珍しいCDの話

フルトヴェングラーの珍しいCDのお話


 私は、珍しいCDを1組持っている。あいも変わらずベートーベンなのだが、第2番を除く交響曲8曲、コリオラン序曲、エグモント序曲、レオノーレ序曲3番、それにレオノーレ序曲3番の練習風景(ストックホルムPO)とベートーベンの交響曲に関する講演録音(一部)がついて、なんと3枚のCDに収まっている。
 きっと「なんじゃ、それ…」と思われるだろう。

 このCDは、RODOLPHE PRODUCTION(RPC 32522.24)というもので、LONG PLAYING MONO COMPACT DISC と銘打たれている代物である。発売元はフランスの harmonia mundi である(当然フランス製ということになる)。これで想像がつかれただろうか。フルトヴェングラーのはモノラル録音であるから、それに左右両チャンネルを使う必要がない。つまり、一枚のCDの左右両チャンネルには別々の音楽が入っていて、再生するときには左右どちらかを聞くのである。そうすれば1枚で2枚分聴けるというコンセプトなのだそうな。

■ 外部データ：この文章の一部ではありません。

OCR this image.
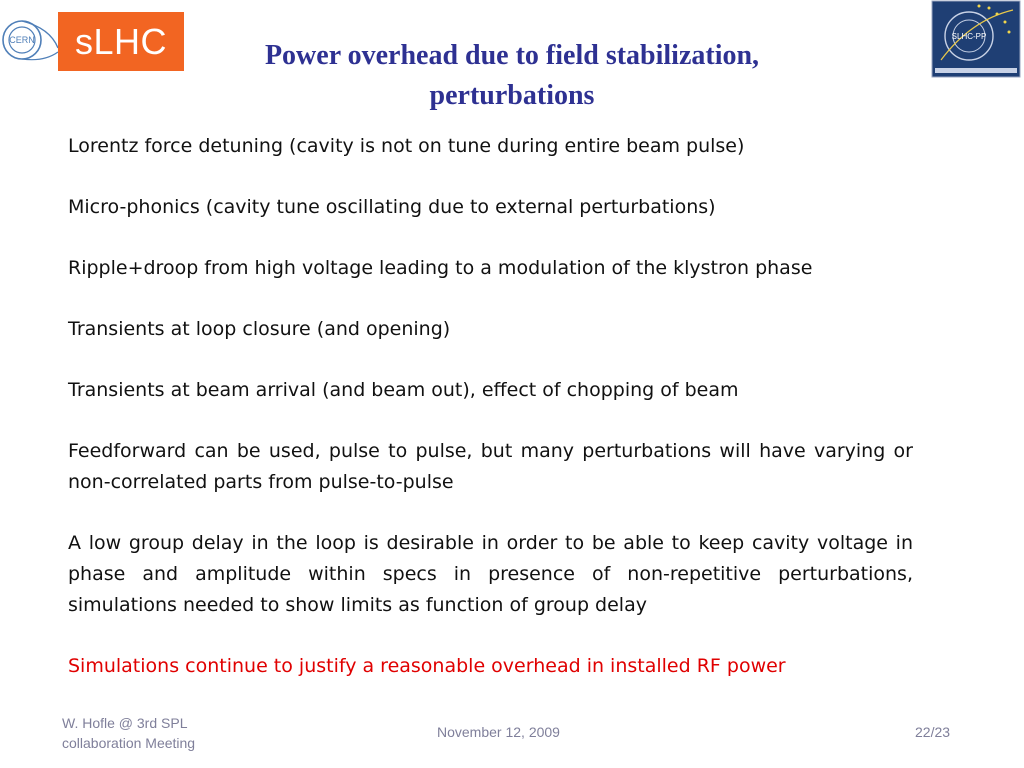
CERN sLHC	SLHC-PP
Power overhead due to field stabilization,
perturbations

Lorentz force detuning (cavity is not on tune during entire beam pulse)

Micro-phonics (cavity tune oscillating due to external perturbations)

Ripple+droop from high voltage leading to a modulation of the klystron phase

Transients at loop closure (and opening)

Transients at beam arrival (and beam out), effect of chopping of beam

Feedforward can be used, pulse to pulse, but many perturbations will have varying or non-correlated parts from pulse-to-pulse

A low group delay in the loop is desirable in order to be able to keep cavity voltage in phase and amplitude within specs in presence of non-repetitive perturbations, simulations needed to show limits as function of group delay

Simulations continue to justify a reasonable overhead in installed RF power

W. Hofle @ 3rd SPL
collaboration Meeting
November 12, 2009	22/23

 通常のCDデッキで再生すると極めて不便なことになるのだが、それはさておき、そうすることで上記の録音は3枚に収まってしまう。もっとも最低なのは、エロイカの4楽章のコーダだけが左チャンネルの最後から右チャンネルの最初に飛んでしまっているという個所もあるのだが…。

 入っている演奏がなかなか良い。解説書にエリザベス夫人の推薦の言葉も印刷されており、「フルトヴェングラーの最良の演奏はコンサートライブのものなのだが、出回っているのは正規のものでなく、粗悪なコピーであったりして…。技術的にもしっかりしたものが出来れば、真のフルトヴェングラーの芸術を伝えることが出来ると渇望していたが、今回のCDがそのようになって喜ばしい…」といった筋のメッセージまでついている。これこそ本物なのだという気にさせられてしまう。

 収録されている演奏は、次の通りである。

 交響曲第1番 … BPO 1954. 9.19. Berlin (生涯最後のコンサート)
 交響曲第3番 … BPO 1950. 6.20. Berlin (私は彼のエロイカの中では、これが一番いいと思っています)
 交響曲第4番 … WPO 1953. 9. 4. Munchen
 交響曲第5番 … BPO 1947. 5.25. Berlin (戦後ベルリン復帰の最初のコンサート)
 交響曲第6番 … BPO 1947. 5.25. Berlin (第5番に同じ)
 交響曲第7番 … BPO 1953. 4.14. Berlin
 交響曲第8番 … BPO 1953. 4.14. Berlin
 交響曲第9番 … PO 1954. 8.22. Lucerne (当時から世評の高かったルツェルンの第9、彼の最後の第9演奏)
 コリオラン  … BPO 1949. 6. 2. Hamburg
 エグモント  … WPO 1953. 9. 4. Munchen
 レオノーレ3番… WPO 1944. 5. 2. Wien

 このようなラインナップである。お買い得感がすごくあった。片チャンネルの音を左右両方からうまく鳴るように工夫して聴くと、なかなかいい音がする。以前チェトラから出たルツェルンの第9のLPを聴いて失望したが、これで聴くと「そんなものではなかったんだ」という感じが十二分にリカバーできた。